Detroit's Black voters want Democrats to try harder

click to enlarge LaTosha Brown, co-founder of Black Voters Matter. - Steve Neavling
Steve Neavling
LaTosha Brown, co-founder of Black Voters Matter.

Disgust of President Donald Trump alone will not get Black voters from Michigan out to the polls, a new Los Angeles Times report details.

The piece profiles several Black voters in Michigan who chose not to vote in 2016, as well as their mindsets going into the upcoming 2020 presidential election.

In 2016, many Black voters felt like the Democratic party let them down, and voter turnout fell when they were asked to support Hillary Clinton in the presidential election — a candidate who didn't campaign in Michigan until a mere few days before the election.

As Metro Times previously reported, the Democratic party's presidential candidates usually receive more than 95% of Detroit's vote, but that doesn't mean that those votes are guaranteed. The number of residents in Detroit — a city that is about 80 percent African-American — who cast a ballot during presidential elections dropped from 335,000 to 247,000 in 2016. PEW Research also found that year that the Black voter turnout rate across the country declined for the first time in two decades for a presidential election.

Now, it seems there's more excitement about voting from this core segment of Michigan’s Democratic base after several years of living in Trump’s America.
Oriana Powell, a 30-year-old working mother, Democrat, and Detroit native, says she regrets her decision not to vote in 2016 after seeing how Trump has exacerbated racial tensions.

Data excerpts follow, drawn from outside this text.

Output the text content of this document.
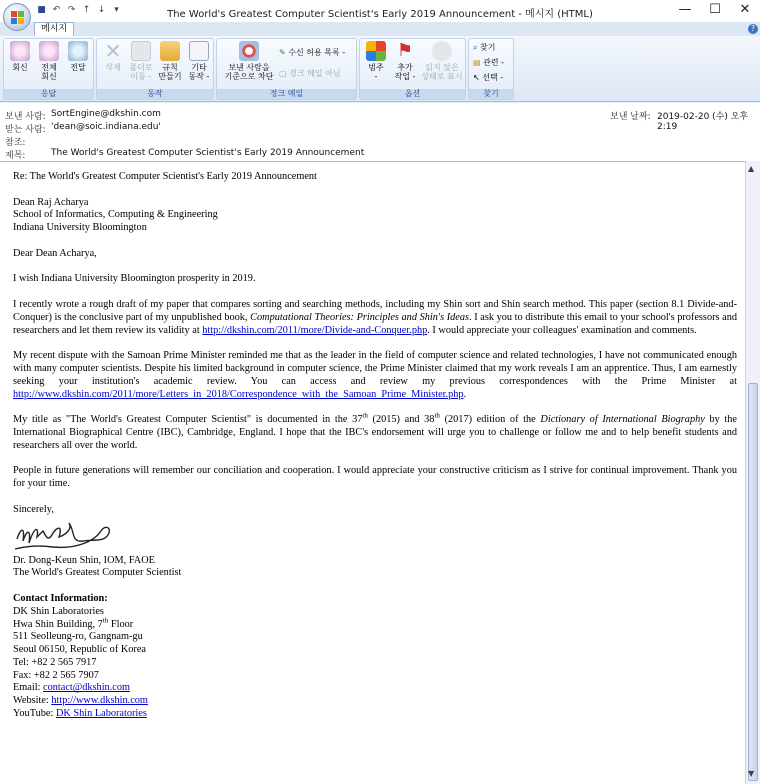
■ ↶ ↷ ↑ ↓ ▾	The World's Greatest Computer Scientist's Early 2019 Announcement - 메시지 (HTML)	—	☐	✕
메시지	?
회신	전체
회신
전달
응답
✕
삭제	폴더로
이동 -
규칙
만들기
기타
동작 -
동작
보낸 사람을
기준으로 차단
✎ 수신 허용 목록 -
▢ 정크 메일 아님
정크 메일
범주
-
⚑
추가
작업 -
읽지 않은
상태로 표시
옵션
⌕ 찾기
▤ 관련 -
↖ 선택 -
찾기
보낸 사람: SortEngine@dkshin.com
받는 사람: 'dean@soic.indiana.edu'
참조:
제목:	The World's Greatest Computer Scientist's Early 2019 Announcement
보낸 날짜: 2019-02-20 (수) 오후 2:19

Re: The World's Greatest Computer Scientist's Early 2019 Announcement

Dean Raj Acharya
School of Informatics, Computing & Engineering
Indiana University Bloomington

Dear Dean Acharya,

I wish Indiana University Bloomington prosperity in 2019.

I recently wrote a rough draft of my paper that compares sorting and searching methods, including my Shin sort and Shin search method. This paper (section 8.1 Divide-and-Conquer) is the conclusive part of my unpublished book, Computational Theories: Principles and Shin's Ideas. I ask you to distribute this email to your school's professors and researchers and let them review its validity at http://dkshin.com/2011/more/Divide-and-Conquer.php. I would appreciate your colleagues' examination and comments.

My recent dispute with the Samoan Prime Minister reminded me that as the leader in the field of computer science and related technologies, I have not communicated enough with many computer scientists. Despite his limited background in computer science, the Prime Minister claimed that my work reveals I am an apprentice. Thus, I am earnestly seeking your institution's academic review. You can access and review my previous correspondences with the Prime Minister at http://www.dkshin.com/2011/more/Letters_in_2018/Correspondence_with_the_Samoan_Prime_Minister.php.

My title as "The World's Greatest Computer Scientist" is documented in the 37th (2015) and 38th (2017) edition of the Dictionary of International Biography by the International Biographical Centre (IBC), Cambridge, England. I hope that the IBC's endorsement will urge you to challenge or follow me and to help benefit students and researchers all over the world.

People in future generations will remember our conciliation and cooperation. I would appreciate your constructive criticism as I strive for continual improvement. Thank you for your time.

Sincerely,

Dr. Dong-Keun Shin, IOM, FAOE
The World's Greatest Computer Scientist

Contact Information:
DK Shin Laboratories
Hwa Shin Building, 7th Floor
511 Seolleung-ro, Gangnam-gu
Seoul 06150, Republic of Korea
Tel: +82 2 565 7917
Fax: +82 2 565 7907
Email: contact@dkshin.com
Website: http://www.dkshin.com
YouTube: DK Shin Laboratories
▲
▼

“I didn’t really contemplate what that would mean — giving it to the other side,” she told the LA Times.

The regret she feels over that lost vote — as Trump won Michigan by fewer than 12,000 votes — has caused Powell to rally and become a grassroots political organizer in order to help another candidate to beat Trump in 2020. The issues that most concern her are family medical leave, affordable child care, and mass incarceration. Powell’s father was incarcerated after President Bill Clinton signed a crime bill in 1994 that resulted in a disproportionate increase in incarcerated men of color.

“I was 15 years old when my dad got out of prison,” Powell said. “My family was broken because of that.”

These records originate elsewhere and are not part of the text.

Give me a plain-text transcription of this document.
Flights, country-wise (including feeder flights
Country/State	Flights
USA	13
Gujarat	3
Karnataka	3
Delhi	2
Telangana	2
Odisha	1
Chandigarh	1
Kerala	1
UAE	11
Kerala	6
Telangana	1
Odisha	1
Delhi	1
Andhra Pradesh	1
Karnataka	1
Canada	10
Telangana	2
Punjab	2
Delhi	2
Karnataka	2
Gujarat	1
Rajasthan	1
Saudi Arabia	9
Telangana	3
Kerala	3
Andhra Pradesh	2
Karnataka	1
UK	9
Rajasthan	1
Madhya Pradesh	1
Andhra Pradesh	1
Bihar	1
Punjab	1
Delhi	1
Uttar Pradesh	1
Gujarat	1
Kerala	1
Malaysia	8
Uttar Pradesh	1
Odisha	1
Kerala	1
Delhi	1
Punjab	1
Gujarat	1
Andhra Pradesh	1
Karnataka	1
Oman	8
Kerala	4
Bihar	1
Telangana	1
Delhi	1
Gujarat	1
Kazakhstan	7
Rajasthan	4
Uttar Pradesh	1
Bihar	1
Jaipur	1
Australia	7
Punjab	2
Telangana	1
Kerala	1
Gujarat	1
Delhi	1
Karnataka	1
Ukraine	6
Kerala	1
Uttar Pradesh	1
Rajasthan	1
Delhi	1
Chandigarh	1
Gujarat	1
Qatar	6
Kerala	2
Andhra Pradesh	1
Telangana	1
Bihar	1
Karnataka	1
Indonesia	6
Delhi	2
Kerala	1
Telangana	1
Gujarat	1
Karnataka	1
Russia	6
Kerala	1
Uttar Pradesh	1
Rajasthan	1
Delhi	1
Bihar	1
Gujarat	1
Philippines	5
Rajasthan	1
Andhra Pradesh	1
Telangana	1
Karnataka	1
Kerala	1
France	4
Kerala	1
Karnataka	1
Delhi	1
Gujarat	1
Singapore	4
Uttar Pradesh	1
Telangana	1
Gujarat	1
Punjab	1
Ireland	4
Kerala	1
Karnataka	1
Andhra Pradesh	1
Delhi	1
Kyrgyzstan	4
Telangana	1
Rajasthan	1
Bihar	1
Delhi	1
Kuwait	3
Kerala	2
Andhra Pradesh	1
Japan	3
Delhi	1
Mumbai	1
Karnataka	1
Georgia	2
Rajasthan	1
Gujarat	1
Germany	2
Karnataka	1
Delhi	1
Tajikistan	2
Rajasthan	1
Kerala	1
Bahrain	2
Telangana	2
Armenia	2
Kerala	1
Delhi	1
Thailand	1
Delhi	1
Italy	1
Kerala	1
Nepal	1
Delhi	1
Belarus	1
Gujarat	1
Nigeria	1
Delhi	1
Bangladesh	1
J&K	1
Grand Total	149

Others might be more difficult for the Democrats to win over in 2020. This time, the voter segment wants to know that the candidates it tries to help elect now will later keep in mind the vows they make to the Black community even after getting elected. Black voters want to know that Democrats will be able to solve issues the Black community faces, including home foreclosures, school quality, and high rates of joblessness.

“They’re fixing up downtown, but for who?” John Ware, an African-American from southwest Detroit, told the Times. “Not for me or my people.”

Ware “doesn’t know what they could say to get him to vote next year,” according to the Times. LaTarro Traylor, 36, a small-business attorney in Grand Rapids, expressed similar exasperation.

“It’s like, I’ve got all of this love to give and I’m just waiting for my suitor to come and let me love on ‘em — but I know my worth,” Traylor told the Times, referring to the candidates.

Traylor didn’t vote in 2016 and said she doesn’t regret that decision. In reference to how Black voters are regarded, she said: “It’s always our job to save the world. … But it’s like we don’t matter policywise.”

Black voters often feel that the party panders to them during election season, only to cast their needs and concerns to the side later on — so it would be unwise for Democrats to take them for granted and assume the party has their vote. If Dems want to inspire Black voters to make it to the polls on election day, they're going to have to make a sincere effort this time around.